Day 4–5: Fix your side of the portal

  • Double-check ERAS:
    • Request code generated properly.
    • Correct specialty selected if relevant (e.g., EM SLOE vs non-standard letter).
  • Review letter assignments to:
    • Your top 10–15 programs.
    • Any program where you’re hoping a better letter might tip you to an interview.

Day 6–7: Gentle follow-up (if needed)

  • If writer hasn’t acknowledged:
    • One polite follow-up.
    • Then stop. Pestering burns bridges and doesn’t speed much up.

Once the letter is in:

  • Reassign for key programs if it’s replacing something.
  • Then leave it alone.

Two Things Applicants Get Wrong About Post-Submission LORs

Let me be direct about the two biggest mistakes I see every year.

  1. Treating letters like trading cards

    • Collecting as many as possible.
    • Constantly swapping them out.
    • Emailing programs about every minor addition.
    • Reality: 3–4 strong, appropriate letters > 6 mediocre ones plus chaos.
  2. Believing late letters will rescue a fundamentally weak app

    • Low scores, poor clerkship comments, thin experience—no letter, even from a famous name, will erase that.
    • Strong letters can help you punch slightly above your stats.
    • They cannot reinvent your application in December.
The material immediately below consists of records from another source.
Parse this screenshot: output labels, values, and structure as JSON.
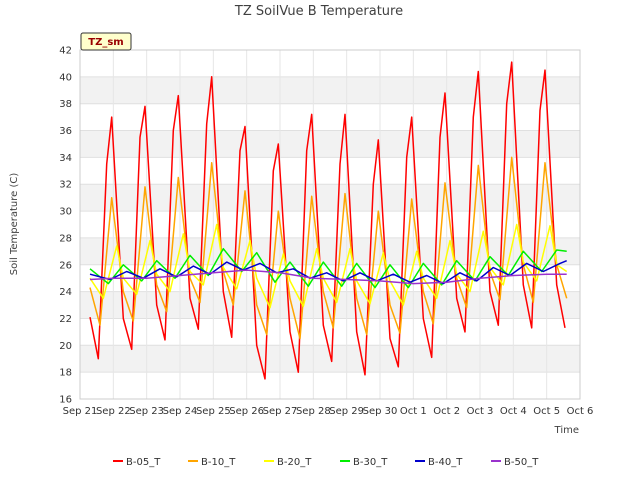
{
  "chart_data": {
    "type": "line",
    "title": "TZ SoilVue B Temperature",
    "xlabel": "Time",
    "ylabel": "Soil Temperature (C)",
    "tag": "TZ_sm",
    "ylim": [
      16,
      42
    ],
    "yticks": [
      16,
      18,
      20,
      22,
      24,
      26,
      28,
      30,
      32,
      34,
      36,
      38,
      40,
      42
    ],
    "xlim": [
      0,
      15
    ],
    "xticks": [
      {
        "pos": 0,
        "label": "Sep 21"
      },
      {
        "pos": 1,
        "label": "Sep 22"
      },
      {
        "pos": 2,
        "label": "Sep 23"
      },
      {
        "pos": 3,
        "label": "Sep 24"
      },
      {
        "pos": 4,
        "label": "Sep 25"
      },
      {
        "pos": 5,
        "label": "Sep 26"
      },
      {
        "pos": 6,
        "label": "Sep 27"
      },
      {
        "pos": 7,
        "label": "Sep 28"
      },
      {
        "pos": 8,
        "label": "Sep 29"
      },
      {
        "pos": 9,
        "label": "Sep 30"
      },
      {
        "pos": 10,
        "label": "Oct 1"
      },
      {
        "pos": 11,
        "label": "Oct 2"
      },
      {
        "pos": 12,
        "label": "Oct 3"
      },
      {
        "pos": 13,
        "label": "Oct 4"
      },
      {
        "pos": 14,
        "label": "Oct 5"
      },
      {
        "pos": 15,
        "label": "Oct 6"
      }
    ],
    "grid": true,
    "legend_position": "bottom",
    "series": [
      {
        "name": "B-05_T",
        "color": "#ff0000",
        "x": [
          0.3,
          0.55,
          0.8,
          0.95,
          1.3,
          1.55,
          1.8,
          1.95,
          2.3,
          2.55,
          2.8,
          2.95,
          3.3,
          3.55,
          3.8,
          3.95,
          4.3,
          4.55,
          4.8,
          4.95,
          5.3,
          5.55,
          5.8,
          5.95,
          6.3,
          6.55,
          6.8,
          6.95,
          7.3,
          7.55,
          7.8,
          7.95,
          8.3,
          8.55,
          8.8,
          8.95,
          9.3,
          9.55,
          9.8,
          9.95,
          10.3,
          10.55,
          10.8,
          10.95,
          11.3,
          11.55,
          11.8,
          11.95,
          12.3,
          12.55,
          12.8,
          12.95,
          13.3,
          13.55,
          13.8,
          13.95,
          14.3,
          14.55
        ],
        "y": [
          22.1,
          19,
          33.5,
          37,
          22,
          19.7,
          35.5,
          37.8,
          23,
          20.4,
          36,
          38.6,
          23.5,
          21.2,
          36.5,
          40,
          24,
          20.6,
          34.5,
          36.3,
          20,
          17.5,
          33,
          35,
          21,
          18,
          34.5,
          37.2,
          21.5,
          18.8,
          33.5,
          37.2,
          21,
          17.8,
          32,
          35.3,
          20.5,
          18.4,
          34,
          37,
          22,
          19.1,
          35.5,
          38.8,
          23.5,
          21,
          37,
          40.4,
          24,
          21.5,
          38,
          41.1,
          24.5,
          21.3,
          37.5,
          40.5,
          24.5,
          21.3
        ]
      },
      {
        "name": "B-10_T",
        "color": "#ffa500",
        "x": [
          0.3,
          0.6,
          0.95,
          1.3,
          1.6,
          1.95,
          2.3,
          2.6,
          2.95,
          3.3,
          3.6,
          3.95,
          4.3,
          4.6,
          4.95,
          5.3,
          5.6,
          5.95,
          6.3,
          6.6,
          6.95,
          7.3,
          7.6,
          7.95,
          8.3,
          8.6,
          8.95,
          9.3,
          9.6,
          9.95,
          10.3,
          10.6,
          10.95,
          11.3,
          11.6,
          11.95,
          12.3,
          12.6,
          12.95,
          13.3,
          13.6,
          13.95,
          14.3,
          14.6
        ],
        "y": [
          24.3,
          21.5,
          31,
          24,
          21.8,
          31.8,
          24.5,
          22.5,
          32.5,
          25,
          23.2,
          33.6,
          25.5,
          23,
          31.5,
          23,
          20.8,
          30,
          23.5,
          20.5,
          31.1,
          24,
          21.3,
          31.3,
          23.5,
          20.8,
          30,
          23,
          20.9,
          30.9,
          24,
          21.6,
          32.1,
          25,
          22.8,
          33.4,
          25.5,
          23.4,
          34,
          26,
          23.2,
          33.6,
          26,
          23.5
        ]
      },
      {
        "name": "B-20_T",
        "color": "#ffff00",
        "x": [
          0.3,
          0.7,
          1.1,
          1.3,
          1.7,
          2.1,
          2.3,
          2.7,
          3.1,
          3.3,
          3.7,
          4.1,
          4.3,
          4.7,
          5.1,
          5.3,
          5.7,
          6.1,
          6.3,
          6.7,
          7.1,
          7.3,
          7.7,
          8.1,
          8.3,
          8.7,
          9.1,
          9.3,
          9.7,
          10.1,
          10.3,
          10.7,
          11.1,
          11.3,
          11.7,
          12.1,
          12.3,
          12.7,
          13.1,
          13.3,
          13.7,
          14.1,
          14.3,
          14.6
        ],
        "y": [
          25,
          23.5,
          27.4,
          25,
          23.8,
          27.8,
          25.3,
          24,
          28.3,
          25.5,
          24.5,
          29,
          25.8,
          24.2,
          27.8,
          25,
          22.8,
          26.8,
          24.8,
          22.9,
          27.2,
          25,
          23.2,
          27.2,
          24.8,
          23.1,
          26.9,
          24.8,
          23,
          27,
          25,
          23.5,
          27.8,
          25.3,
          24,
          28.5,
          25.8,
          24.5,
          29,
          26.2,
          24.8,
          28.9,
          26,
          25.5
        ]
      },
      {
        "name": "B-30_T",
        "color": "#00ee00",
        "x": [
          0.3,
          0.85,
          1.3,
          1.85,
          2.3,
          2.85,
          3.3,
          3.85,
          4.3,
          4.85,
          5.3,
          5.85,
          6.3,
          6.85,
          7.3,
          7.85,
          8.3,
          8.85,
          9.3,
          9.85,
          10.3,
          10.85,
          11.3,
          11.85,
          12.3,
          12.85,
          13.3,
          13.85,
          14.3,
          14.6
        ],
        "y": [
          25.7,
          24.6,
          26,
          24.8,
          26.3,
          25,
          26.7,
          25.2,
          27.2,
          25.5,
          26.9,
          24.7,
          26.2,
          24.4,
          26.2,
          24.4,
          26.1,
          24.3,
          26,
          24.3,
          26.1,
          24.5,
          26.3,
          24.8,
          26.6,
          25.2,
          27,
          25.5,
          27.1,
          27
        ]
      },
      {
        "name": "B-40_T",
        "color": "#0000cc",
        "x": [
          0.3,
          0.9,
          1.4,
          1.9,
          2.4,
          2.9,
          3.4,
          3.9,
          4.4,
          4.9,
          5.4,
          5.9,
          6.4,
          6.9,
          7.4,
          7.9,
          8.4,
          8.9,
          9.4,
          9.9,
          10.4,
          10.9,
          11.4,
          11.9,
          12.4,
          12.9,
          13.4,
          13.9,
          14.4,
          14.6
        ],
        "y": [
          25.3,
          24.9,
          25.5,
          25,
          25.7,
          25.1,
          25.9,
          25.3,
          26.2,
          25.6,
          26.1,
          25.4,
          25.7,
          25,
          25.4,
          24.8,
          25.4,
          24.8,
          25.3,
          24.7,
          25.2,
          24.6,
          25.4,
          24.8,
          25.8,
          25.2,
          26.1,
          25.5,
          26.1,
          26.3
        ]
      },
      {
        "name": "B-50_T",
        "color": "#9932cc",
        "x": [
          0.3,
          1,
          2,
          3,
          4,
          5,
          6,
          7,
          8,
          9,
          10,
          11,
          12,
          13,
          14,
          14.6
        ],
        "y": [
          24.9,
          25,
          25,
          25.2,
          25.4,
          25.6,
          25.4,
          25,
          24.9,
          24.8,
          24.6,
          24.7,
          25,
          25.2,
          25.3,
          25.3
        ]
      }
    ]
  }
}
Use letters to refine, not to save.


FAQ (Exactly 3 Questions)

1. Can I ask a letter writer to completely rewrite a letter they already submitted?
You can ask for an updated letter if your relationship and performance with them significantly changed (e.g., you did a full Sub-I after an early clinic interaction). But you don’t get to “edit” their letter or request a total rewrite just because you’re nervous. Frame it as: “If you feel you can now comment more fully on my performance after X rotation, I’d be grateful for an updated letter,” and give them an easy out.

2. Should I tell programs directly when a new letter is uploaded?
Usually no. Most programs don’t want a flood of FYI emails every time someone’s ERAS changes. The exceptions: a small number of top-choice programs where a truly high-impact, specialty-specific letter was just added and you don’t yet have an interview. Even then, keep it to a brief note and don’t expect miracles.

3. Is it bad if one of my letters arrived late, after some programs already reviewed my file?
Not ideal, but not catastrophic. Some programs do rolling reviews and might see the updated letter on a second look; others won’t. You don’t fix this by spamming updates. You accept that timing isn’t perfect and you focus on the things you still control: your interview performance, your communication with programs, and building a realistic rank list.


Key takeaways:

  1. By the time ERAS is submitted, letters are mostly about refinement, not reinvention.
  2. New or updated letters are only worth the hassle if they’re clearly stronger and specialty-relevant.
  3. Past mid-November, be extremely selective—focus on interviews and ranking rather than micromanaging LORs.